Да и откуда оно может быть у него? Великие люди видели книгу с самого рождения, прекрасная музыка звучала у их колыбели, а поэзия входила в сознание, едва только они начинали понимать связную речь. А что видел и слышал Ринтын в яранге дяди Кмоля?
Музыка умолкла, и Ринтын побрел к выходу из парка. Проходя мимо библиотеки, он неожиданно для себя завернул туда и спросил несколько томов академического издания Полного собрания сочинений Пушкина. Давно Ринтын листал какой-то том и видел фотокопии исчирканных и переправленных рукописей.
— Вы мне точно скажите, какой том вам нужен, — сказала девушка-библиотекарь, с интересом оглядывая Ринтына.
— Я не знаю, — ответил Ринтын, — мне нужен такой том, где есть фотокопия подлинника пушкинского стихотворения.

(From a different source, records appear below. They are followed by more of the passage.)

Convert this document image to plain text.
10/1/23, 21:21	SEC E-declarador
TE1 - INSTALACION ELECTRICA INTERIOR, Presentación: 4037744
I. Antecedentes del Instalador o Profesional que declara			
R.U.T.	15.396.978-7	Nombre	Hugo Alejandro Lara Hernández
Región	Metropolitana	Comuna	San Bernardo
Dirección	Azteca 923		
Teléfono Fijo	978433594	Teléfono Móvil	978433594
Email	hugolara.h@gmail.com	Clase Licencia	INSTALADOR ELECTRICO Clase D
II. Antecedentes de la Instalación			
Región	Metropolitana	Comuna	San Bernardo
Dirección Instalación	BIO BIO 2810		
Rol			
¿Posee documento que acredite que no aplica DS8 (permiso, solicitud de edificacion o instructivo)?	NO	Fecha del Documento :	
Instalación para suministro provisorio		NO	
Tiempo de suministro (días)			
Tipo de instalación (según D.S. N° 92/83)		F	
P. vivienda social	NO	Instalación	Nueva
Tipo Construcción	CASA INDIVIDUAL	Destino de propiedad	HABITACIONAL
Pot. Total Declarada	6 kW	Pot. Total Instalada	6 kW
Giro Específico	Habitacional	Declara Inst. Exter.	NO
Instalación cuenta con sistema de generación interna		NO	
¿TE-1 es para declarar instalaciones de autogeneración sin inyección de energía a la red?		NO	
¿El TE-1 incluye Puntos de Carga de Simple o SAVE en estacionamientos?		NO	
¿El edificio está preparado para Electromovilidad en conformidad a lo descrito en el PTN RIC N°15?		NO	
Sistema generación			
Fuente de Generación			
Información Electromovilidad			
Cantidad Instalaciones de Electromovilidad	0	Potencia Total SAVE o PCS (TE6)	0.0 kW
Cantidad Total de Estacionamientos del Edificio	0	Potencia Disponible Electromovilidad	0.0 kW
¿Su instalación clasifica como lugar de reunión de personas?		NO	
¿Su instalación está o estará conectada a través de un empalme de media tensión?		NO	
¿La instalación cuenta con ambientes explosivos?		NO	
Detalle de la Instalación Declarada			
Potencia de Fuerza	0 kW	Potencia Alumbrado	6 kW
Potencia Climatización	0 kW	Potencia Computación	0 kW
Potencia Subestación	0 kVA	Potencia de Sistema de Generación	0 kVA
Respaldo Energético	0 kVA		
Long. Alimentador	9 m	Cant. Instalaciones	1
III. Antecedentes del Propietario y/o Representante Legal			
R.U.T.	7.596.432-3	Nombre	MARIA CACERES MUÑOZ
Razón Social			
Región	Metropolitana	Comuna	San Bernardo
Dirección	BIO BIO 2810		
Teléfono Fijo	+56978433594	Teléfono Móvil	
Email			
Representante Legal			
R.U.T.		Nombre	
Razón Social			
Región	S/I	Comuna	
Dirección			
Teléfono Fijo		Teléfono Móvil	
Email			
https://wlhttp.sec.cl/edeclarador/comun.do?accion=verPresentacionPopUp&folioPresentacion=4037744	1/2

Девушка долго рылась на полках.
— Это вам не подойдет? — спросила она и положила на деревянный барьер том, открытый на той странице, где была фотокопия начала "Кавказского пленника". На фоне черных гор характерным пушкинским, тонким с завитками почерком было выведено: "Кавказский пленник". Справа намечен мужской профиль, под ним женская головка с замысловатой прической. Ниже нарисована закутанная в плотное покрывало фигура с каким-то шлемом на голове. Стихотворение было написано чисто, и исправлено только одно слово:
Сыны Кавказа говорят
О бранных, гибельных тревогах…
Вместо слова «тревогах» первоначально стояло «набегах». Ринтын перелистал том и со вздохом вернул библиотекарше.
— Не то? — спросила девушка.
— Именно то, что мне нужно, — ответил Ринтын. — Просто мне надо было еще раз убедиться, что Пушкин гениальный поэт…
Может быть, пойти в Публичную библиотеку и поглядеть юбилейное издание Льва Толстого? Вот там много помарок! Где-то даже об этом написано: Лев Толстой не переставал исправлять даже в корректуре. Он вписывал новые страницы, не говоря об отдельных абзацах. Но, видно, делал это не оттого, что прежнее было плохо написано. Пока шло печатание, в гениальной голове возникали новые мысли, новые идеи, которые немедленно просились на простор к тем, к кому они были обращены… И как это написано! Кажется, что все переживаемое героями если и не было уже перечувствовано тобой, то сейчас происходит с тобой и все слова рождаются в твоей голове.
Чушь какая-то! Написано только полстраницы, а уже ищешь каких-то сравнений с великими…
От этой мысли стало еще горше.
А ведь есть выход! Простой, легкий! Надо все выкинуть из головы и заняться своим делом — учиться. Пойти сейчас же домой, порвать эту страничку, с великим трудом наполовину заполненную водянистыми, тощими, серыми словами.